In turn, the Flars forwarded aircraft received to Fliegeretappenpark ("aviation parks"). These Fleps were each responsible for supplying a combat sector of the Austro-Hungarian forces. They supplied hardware and supplies to the aviation units. They also served as repair depots for severely damaged aircraft; they would repair some airplanes that were damaged beyond a frontline unit's repair capabilities, and send the worst back to a factory. There were three Flars at war's beginning; there were eleven by war's end.

Other midlevel units in the K. u. K Luftfahrtruppen were the Fliegerersatzkompanie ("spare flier company"). These replacement depots served a dual purpose. They not only trained and supplied air crew and maintenance staff as replacements to frontline units; they also formed new units to be posted to the front. By war's end, there were 22 of these Fleks.

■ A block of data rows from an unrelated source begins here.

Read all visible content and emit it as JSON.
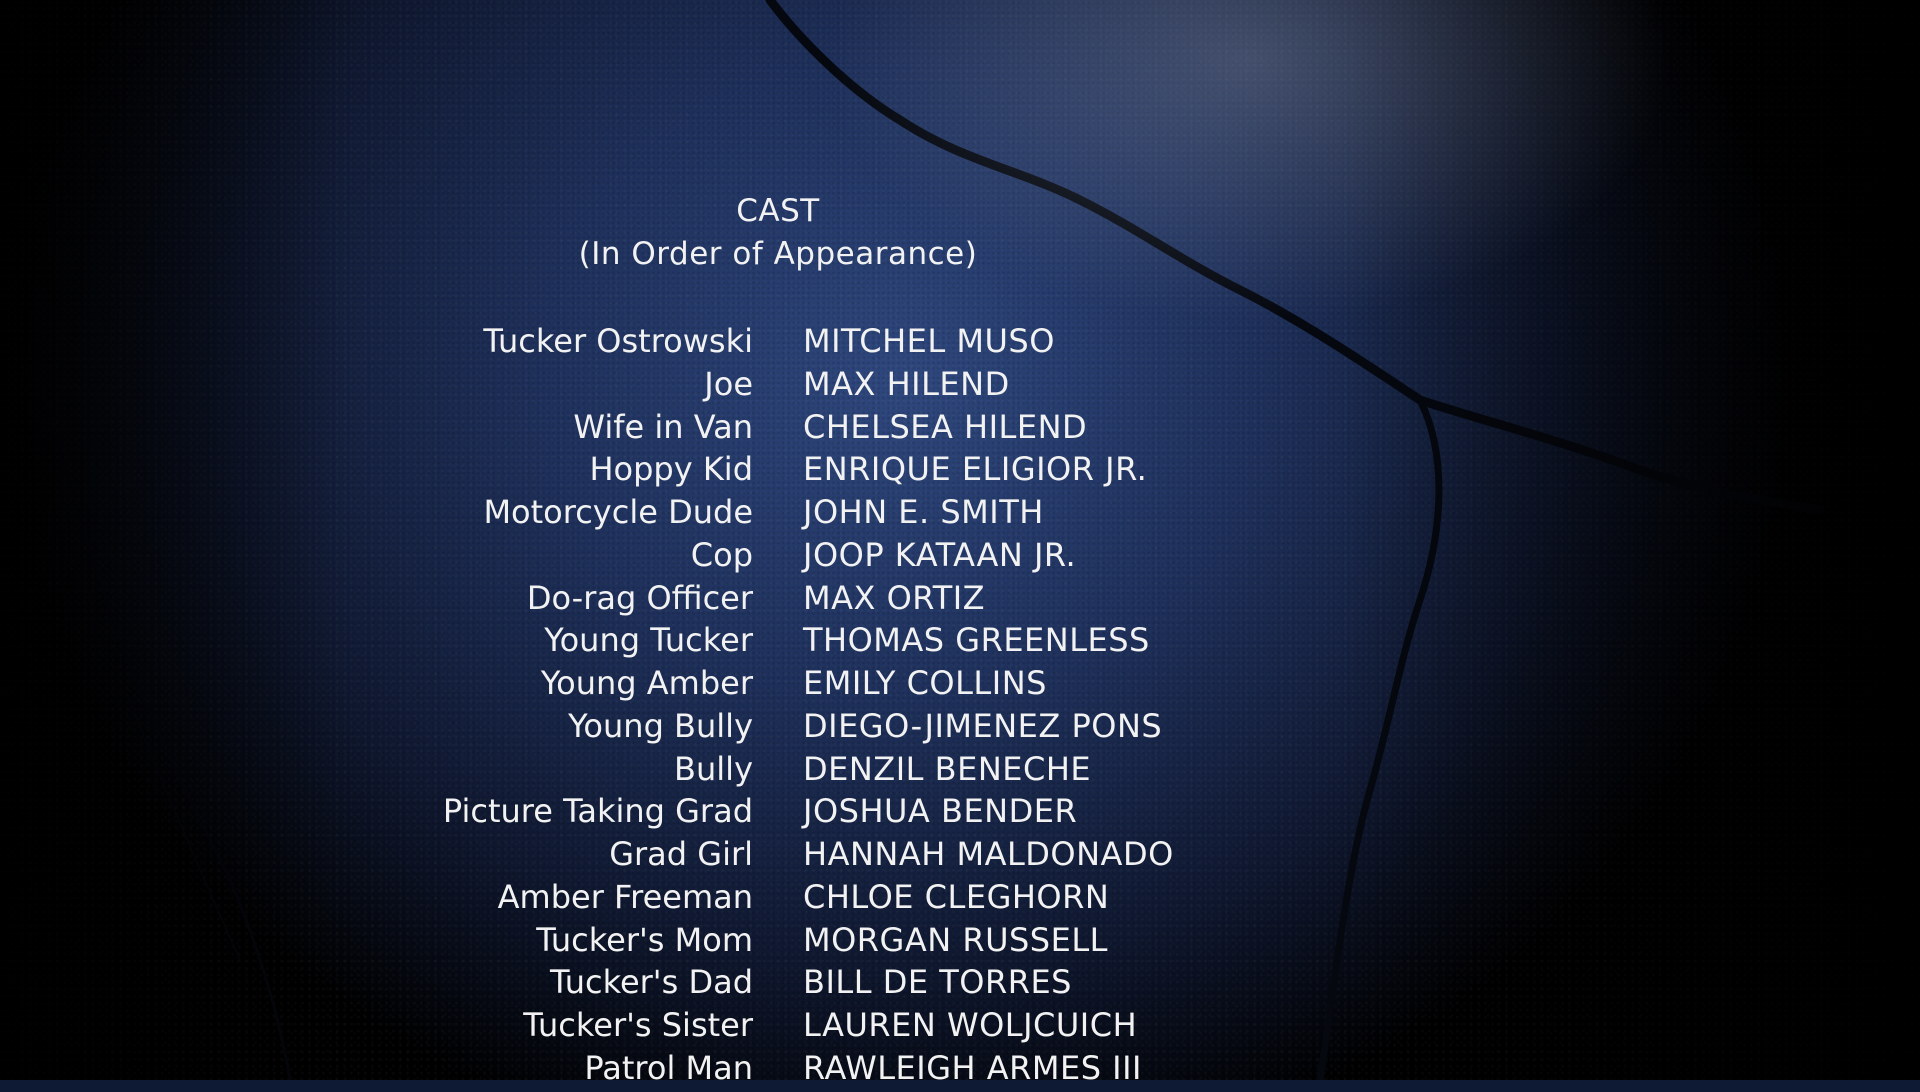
{
  "header": {
    "title": "CAST",
    "subtitle": "(In Order of Appearance)"
  },
  "cast": [
    {
      "role": "Tucker Ostrowski",
      "actor": "MITCHEL MUSO"
    },
    {
      "role": "Joe",
      "actor": "MAX HILEND"
    },
    {
      "role": "Wife in Van",
      "actor": "CHELSEA HILEND"
    },
    {
      "role": "Hoppy Kid",
      "actor": "ENRIQUE ELIGIOR JR."
    },
    {
      "role": "Motorcycle Dude",
      "actor": "JOHN E. SMITH"
    },
    {
      "role": "Cop",
      "actor": "JOOP KATAAN JR."
    },
    {
      "role": "Do-rag Officer",
      "actor": "MAX ORTIZ"
    },
    {
      "role": "Young Tucker",
      "actor": "THOMAS GREENLESS"
    },
    {
      "role": "Young Amber",
      "actor": "EMILY COLLINS"
    },
    {
      "role": "Young Bully",
      "actor": "DIEGO-JIMENEZ PONS"
    },
    {
      "role": "Bully",
      "actor": "DENZIL BENECHE"
    },
    {
      "role": "Picture Taking Grad",
      "actor": "JOSHUA BENDER"
    },
    {
      "role": "Grad Girl",
      "actor": "HANNAH MALDONADO"
    },
    {
      "role": "Amber Freeman",
      "actor": "CHLOE CLEGHORN"
    },
    {
      "role": "Tucker's Mom",
      "actor": "MORGAN RUSSELL"
    },
    {
      "role": "Tucker's Dad",
      "actor": "BILL DE TORRES"
    },
    {
      "role": "Tucker's Sister",
      "actor": "LAUREN WOLJCUICH"
    },
    {
      "role": "Patrol Man",
      "actor": "RAWLEIGH ARMES III"
    }
  ],
  "colors": {
    "text": "#f2f2f2",
    "background": "#24365f"
  }
}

Finally, there were the line units of the K. u. K Luftfahrtruppen. These Fliegerkompanies were understaffed, seldom having more than eight pilots per unit. There were 77 Fliks in existence by war's end. By 1917, their unit numbers were extended by a letter suffix denoting the unit's mission. For instance:
- 'J' denoted Jagdfliegerkompanie, a fighter squadron
- 'P' meant Photoeinsitzerkompanie, or a single-seater photographic reconnaissance squadron. 'Rb' designated a squadron capable of flying photo sequences and mosaics.
- 'D' meant a squadron was a Divisionsfliegerkompanie flying short range reconnaissance for an army division.
- 'K' showed that the Korpsfliegerkompanie was flying short range recon for a corps.
- 'F' meant Fernaufklärerkompagnie, a long range recon unit.
- 'S' meant a Schlachtfliegerkompagnie attached to ground support squadrons; they were often repurposed 'D' squadrons.
- 'G' meant Grossflugzeugkompagnie, a bomber squadron.

== Markings ==

At the outbreak of war, Austro-Hungarian aircraft were brightly painted in red and white bands all along the fuselage. These were swiftly discarded, but the red/white/red bands on the wingtips and tail remained. Aircraft supplied from Germany generally arrived with the familiar black cross marking already applied, and this was adopted officially from 1916, though individual aircraft occasionally kept some red-white-red bands.

Austria-Hungary produced 413 seaplanes during the war. These naval aircraft were more elaborately marked. Typically, a flying boat sported a black cross pattée on a box of white background for national insignia; the boxed crosses were found on top of upper wing surfaces both port and starboard, under both lower wing surfaces, and on the sides of the hull. Additionally, the rudder and elevators were blocked out in red and white; broad red and white bands were sometimes applied to the outboard ends of the wings also. There were also serial numbers on the hull.